- Perplexed, foto di Louis du Mont da Flickr
La comunicazione sulla fede vissuta soffre di un paradosso che non so risolvere.
Da una parte c’è il fatto che il nostro tempo non vuole maestri, ma testimoni. Le persone non vogliono ascoltare ragionamenti, lezioni, spieghe: vogliono sapere che cosa ti è successo, che cosa hai vissuto. Vogliono storie (meglio se vere).
D’altra parte, se racconti il tuo vissuto e la tua ricerca su cose di fede, incorri inevitabilmente in un disgustoso effetto auto incensante. A differenza della neutra ricerca di un parcheggio o di una caffettiera, che posso raccontare serenamente, la ricerca di Dio è cosa talmente buona che è impossibile parlarne in pubblico senza dare l’impressione a se stessi e agli altri di un compiacimento.
«Ammazza quanto so’ pio, quanto so’ umile e mortificato!
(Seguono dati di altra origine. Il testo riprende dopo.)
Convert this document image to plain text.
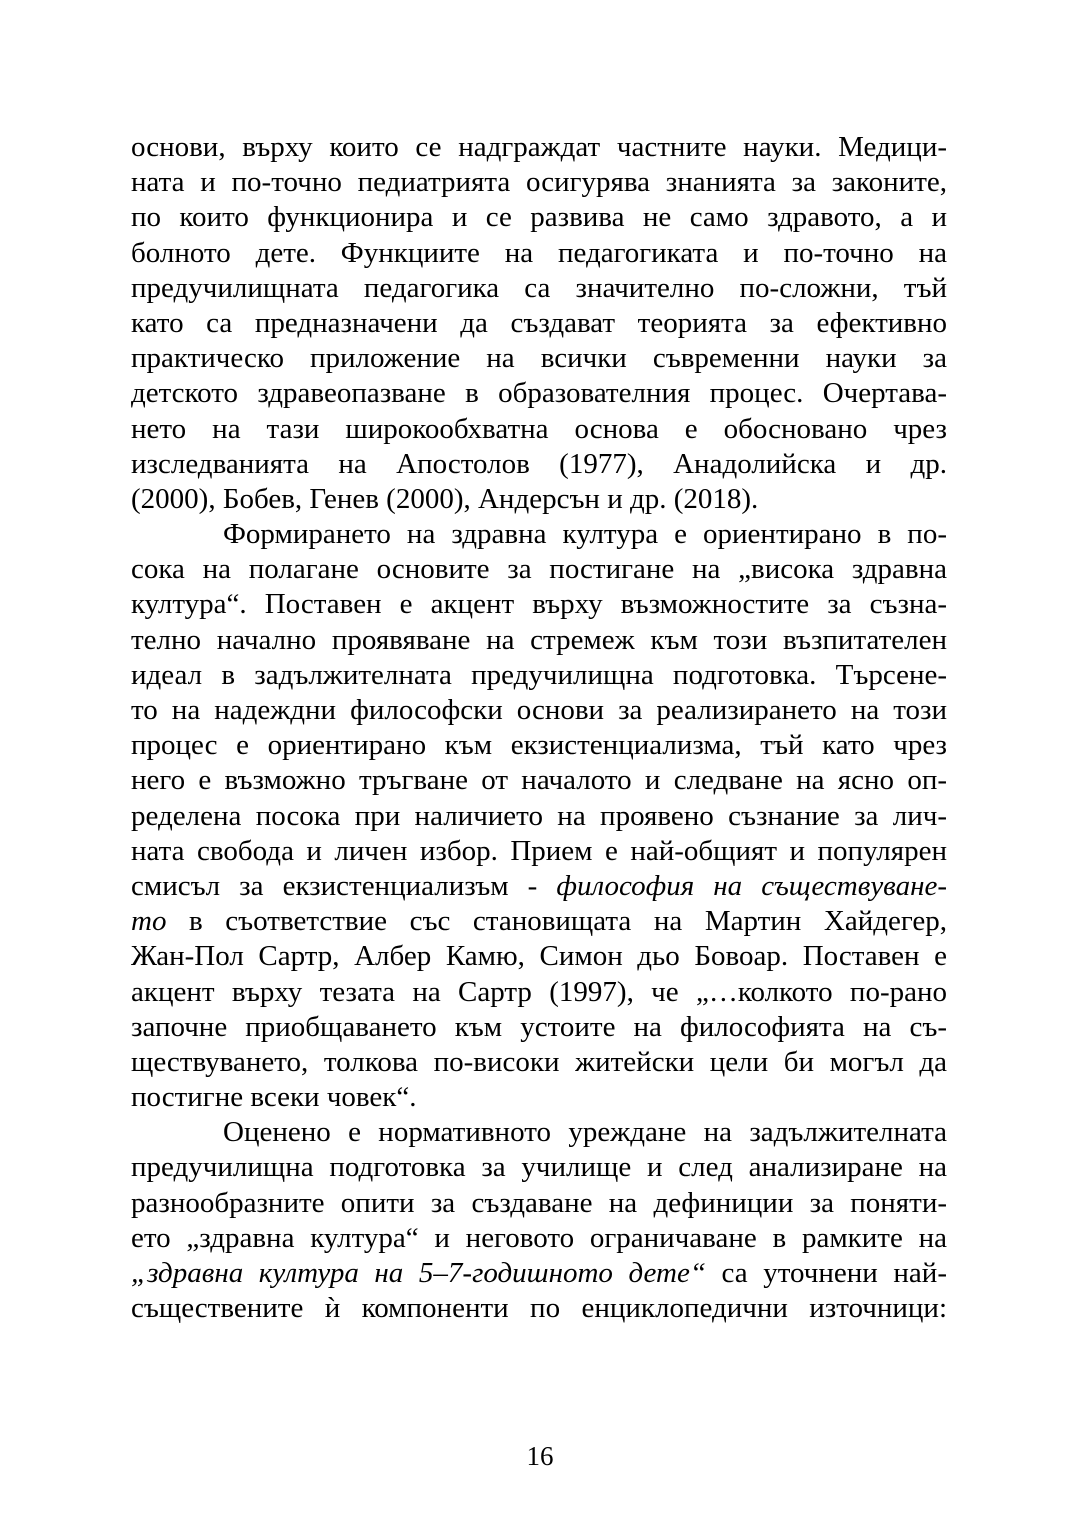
основи, върху които се надграждат частните науки. Медици-
ната и по-точно педиатрията осигурява знанията за законите,
по които функционира и се развива не само здравото, а и
болното дете. Функциите на педагогиката и по-точно на
предучилищната педагогика са значително по-сложни, тъй
като са предназначени да създават теорията за ефективно
практическо приложение на всички съвременни науки за
детското здравеопазване в образователния процес. Очертава-
нето на тази широкообхватна основа е обосновано чрез
изследванията на Апостолов (1977), Анадолийска и др.
(2000), Бобев, Генев (2000), Андерсън и др. (2018).
Формирането на здравна култура е ориентирано в по-
сока на полагане основите за постигане на „висока здравна
култура“. Поставен е акцент върху възможностите за съзна-
телно начално проявяване на стремеж към този възпитателен
идеал в задължителната предучилищна подготовка. Търсене-
то на надеждни философски основи за реализирането на този
процес е ориентирано към екзистенциализма, тъй като чрез
него е възможно тръгване от началото и следване на ясно оп-
ределена посока при наличието на проявено съзнание за лич-
ната свобода и личен избор. Прием е най-общият и популярен
смисъл за екзистенциализъм - философия на съществуване-
то в съответствие със становищата на Мартин Хайдегер,
Жан-Пол Сартр, Албер Камю, Симон дьо Бовоар. Поставен е
акцент върху тезата на Сартр (1997), че „…колкото по-рано
започне приобщаването към устоите на философията на съ-
ществуването, толкова по-високи житейски цели би могъл да
постигне всеки човек“.
Оценено е нормативното уреждане на задължителната
предучилищна подготовка за училище и след анализиране на
разнообразните опити за създаване на дефиниции за поняти-
ето „здравна култура“ и неговото ограничаване в рамките на
„здравна култура на 5–7-годишното дете“ са уточнени най-
съществените ѝ компоненти по енциклопедични източници:
16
Ma avete mai visto al mondo tanta devozione? Avete letto quali sentimenti profondi sa spremere il mio eletto cuoricino?! Scommetto che voi non gliele avete mai dette a Dio queste cose fantastiche che gli so dire io! Ah, che fortuna avete voi che mi conoscete! State facendo tesoro della frequentazione di cotanta spiritualitudine?»
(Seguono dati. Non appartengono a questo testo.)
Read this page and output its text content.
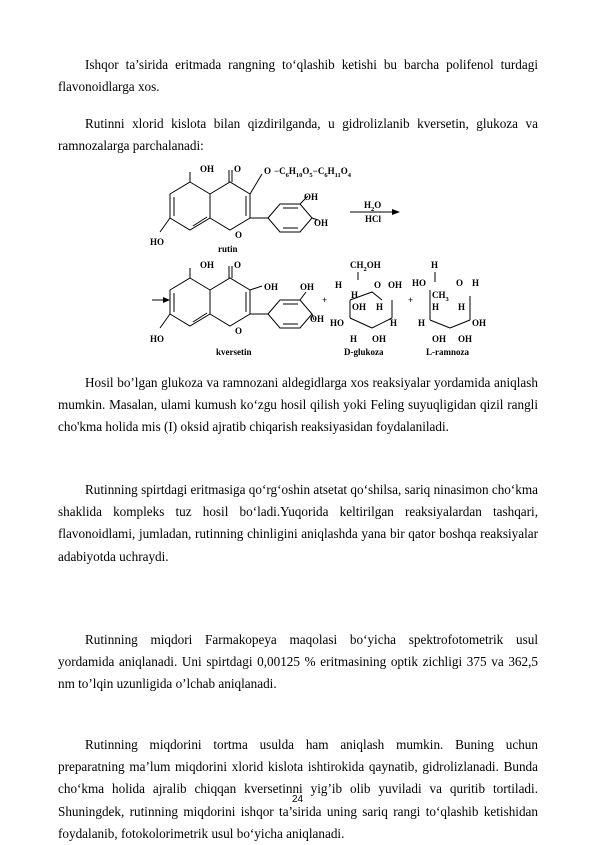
Ishqor ta’sirida eritmada rangning to‘qlashib ketishi bu barcha polifenol turdagi flavonoidlarga xos.

Rutinni xlorid kislota bilan qizdirilganda, u gidrolizlanib kversetin, glukoza va ramnozalarga parchalanadi:

OH O
HO
O
OH
OH
$O -C_6H_{10}O_5-C_6H_{11}O_4$
rutin
$H_2O$
HCl
OH O
HO
O
OH OH
OH
kversetin
+
$CH_2OH$
H	O OH
H
OH H
HO	H
H OH
D-glukoza
+
H
HO	O H
$CH_3$
H H
H	OH
OH OH
L-ramnoza

Hosil bo’lgan glukoza va ramnozani aldegidlarga xos reaksiyalar yordamida aniqlash mumkin. Masalan, ulami kumush ko‘zgu hosil qilish yoki Feling suyuqligidan qizil rangli cho'kma holida mis (I) oksid ajratib chiqarish reaksiyasidan foydalaniladi.

Rutinning spirtdagi eritmasiga qo‘rg‘oshin atsetat qo‘shilsa, sariq ninasimon cho‘kma shaklida kompleks tuz hosil bo‘ladi.Yuqorida keltirilgan reaksiyalardan tashqari, flavonoidlami, jumladan, rutinning chinligini aniqlashda yana bir qator boshqa reaksiyalar adabiyotda uchraydi.

Rutinning miqdori Farmakopeya maqolasi bo‘yicha spektrofotometrik usul yordamida aniqlanadi. Uni spirtdagi 0,00125 % eritmasining optik zichligi 375 va 362,5 nm to’lqin uzunligida o’lchab aniqlanadi.

Rutinning miqdorini tortma usulda ham aniqlash mumkin. Buning uchun preparatning ma’lum miqdorini xlorid kislota ishtirokida qaynatib, gidrolizlanadi. Bunda cho‘kma holida ajralib chiqqan kversetinni yig’ib olib yuviladi va quritib tortiladi. Shuningdek, rutinning miqdorini ishqor ta’sirida uning sariq rangi to‘qlashib ketishidan foydalanib, fotokolorimetrik usul bo‘yicha aniqlanadi.

24
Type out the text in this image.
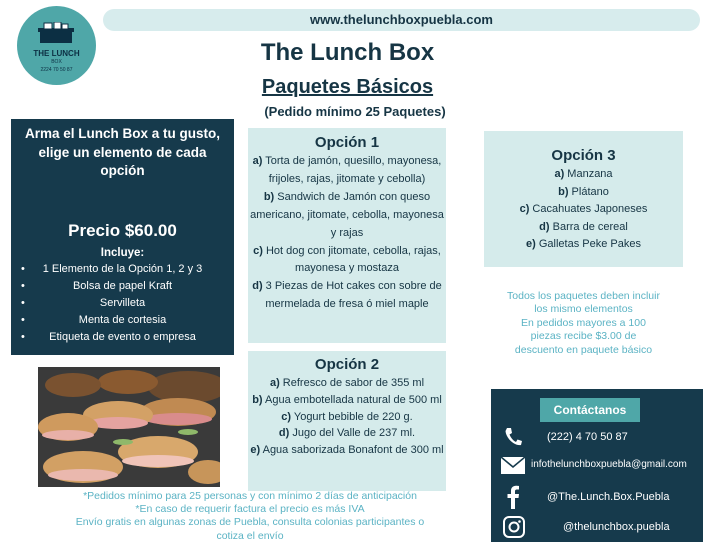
THE LUNCH
BOX
2224 70 50 87
www.thelunchboxpuebla.com
The Lunch Box
Paquetes Básicos
(Pedido mínimo 25 Paquetes)
Arma el Lunch Box a tu gusto, elige un elemento de cada opción
Precio $60.00
Incluye:
• 1 Elemento de la Opción 1, 2 y 3
• Bolsa de papel Kraft
• Servilleta
• Menta de cortesia
• Etiqueta de evento o empresa
Opción 1

a) Torta de jamón, quesillo, mayonesa, frijoles, rajas, jitomate y cebolla)

b) Sandwich de Jamón con queso americano, jitomate, cebolla, mayonesa y rajas

c) Hot dog con jitomate, cebolla, rajas, mayonesa y mostaza

d) 3 Piezas de Hot cakes con sobre de mermelada de fresa ó miel maple

Opción 3

a) Manzana

b) Plátano

c) Cacahuates Japoneses

d) Barra de cereal

e) Galletas Peke Pakes

Todos los paquetes deben incluir
los mismo elementos
En pedidos mayores a 100
piezas recibe $3.00 de
descuento en paquete básico
Opción 2

a) Refresco de sabor de 355 ml

b) Agua embotellada natural de 500 ml

c) Yogurt bebible de 220 g.

d) Jugo del Valle de 237 ml.

e) Agua saborizada Bonafont de 300 ml

Contáctanos
(222) 4 70 50 87
infothelunchboxpuebla@gmail.com
@The.Lunch.Box.Puebla
@thelunchbox.puebla
*Pedidos mínimo para 25 personas y con mínimo 2 días de anticipación
*En caso de requerir factura el precio es más IVA
Envío gratis en algunas zonas de Puebla, consulta colonias participantes o
cotiza el envío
Infatti i santi – quelli veri – raccontano le cose della loro vita interiore solo quando moralmente costretti da un ordine tassativo del proprio direttore spirituale, e sempre con immensa riluttanza.
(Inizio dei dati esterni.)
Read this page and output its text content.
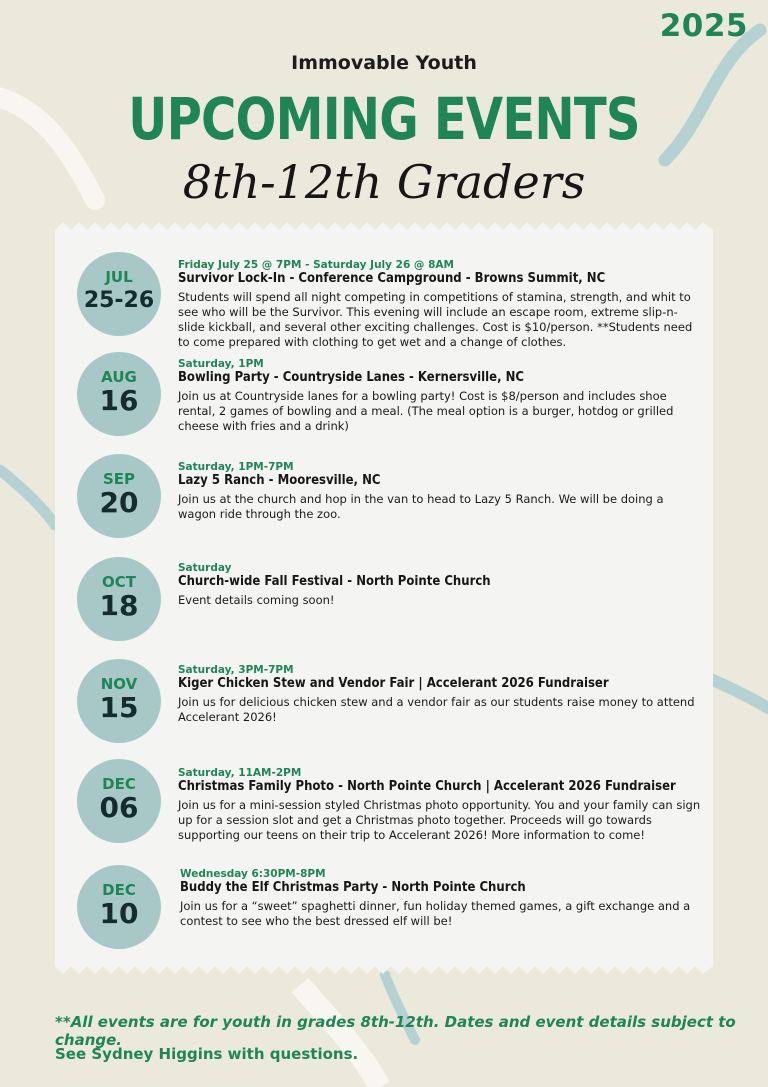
2025
Immovable Youth
UPCOMING EVENTS
8th-12th Graders
JUL
25-26
Friday July 25 @ 7PM - Saturday July 26 @ 8AM
Survivor Lock-In - Conference Campground - Browns Summit, NC
Students will spend all night competing in competitions of stamina, strength, and whit to see who will be the Survivor. This evening will include an escape room, extreme slip-n-slide kickball, and several other exciting challenges. Cost is $10/person. **Students need to come prepared with clothing to get wet and a change of clothes.
AUG
16
Saturday, 1PM
Bowling Party - Countryside Lanes - Kernersville, NC
Join us at Countryside lanes for a bowling party! Cost is $8/person and includes shoe rental, 2 games of bowling and a meal. (The meal option is a burger, hotdog or grilled cheese with fries and a drink)
SEP
20
Saturday, 1PM-7PM
Lazy 5 Ranch - Mooresville, NC
Join us at the church and hop in the van to head to Lazy 5 Ranch. We will be doing a wagon ride through the zoo.
OCT
18
Saturday
Church-wide Fall Festival - North Pointe Church
Event details coming soon!
NOV
15
Saturday, 3PM-7PM
Kiger Chicken Stew and Vendor Fair | Accelerant 2026 Fundraiser
Join us for delicious chicken stew and a vendor fair as our students raise money to attend Accelerant 2026!
DEC
06
Saturday, 11AM-2PM
Christmas Family Photo - North Pointe Church | Accelerant 2026 Fundraiser
Join us for a mini-session styled Christmas photo opportunity. You and your family can sign up for a session slot and get a Christmas photo together. Proceeds will go towards supporting our teens on their trip to Accelerant 2026! More information to come!
DEC
10
Wednesday 6:30PM-8PM
Buddy the Elf Christmas Party - North Pointe Church
Join us for a “sweet” spaghetti dinner, fun holiday themed games, a gift exchange and a contest to see who the best dressed elf will be!
**All events are for youth in grades 8th-12th. Dates and event details subject to change.
See Sydney Higgins with questions.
Mi sembra insomma che della cosa in un certo senso più importante di tutte sia pressoché impossibile parlare in prima persona, in un contesto pubblico. Ma d’altra parte portare il discorso su un piano impersonale, per la sensibilità odierna, sortisce l’effetto di essere del tutto ignorati.
Come si esce da questa contraddizione?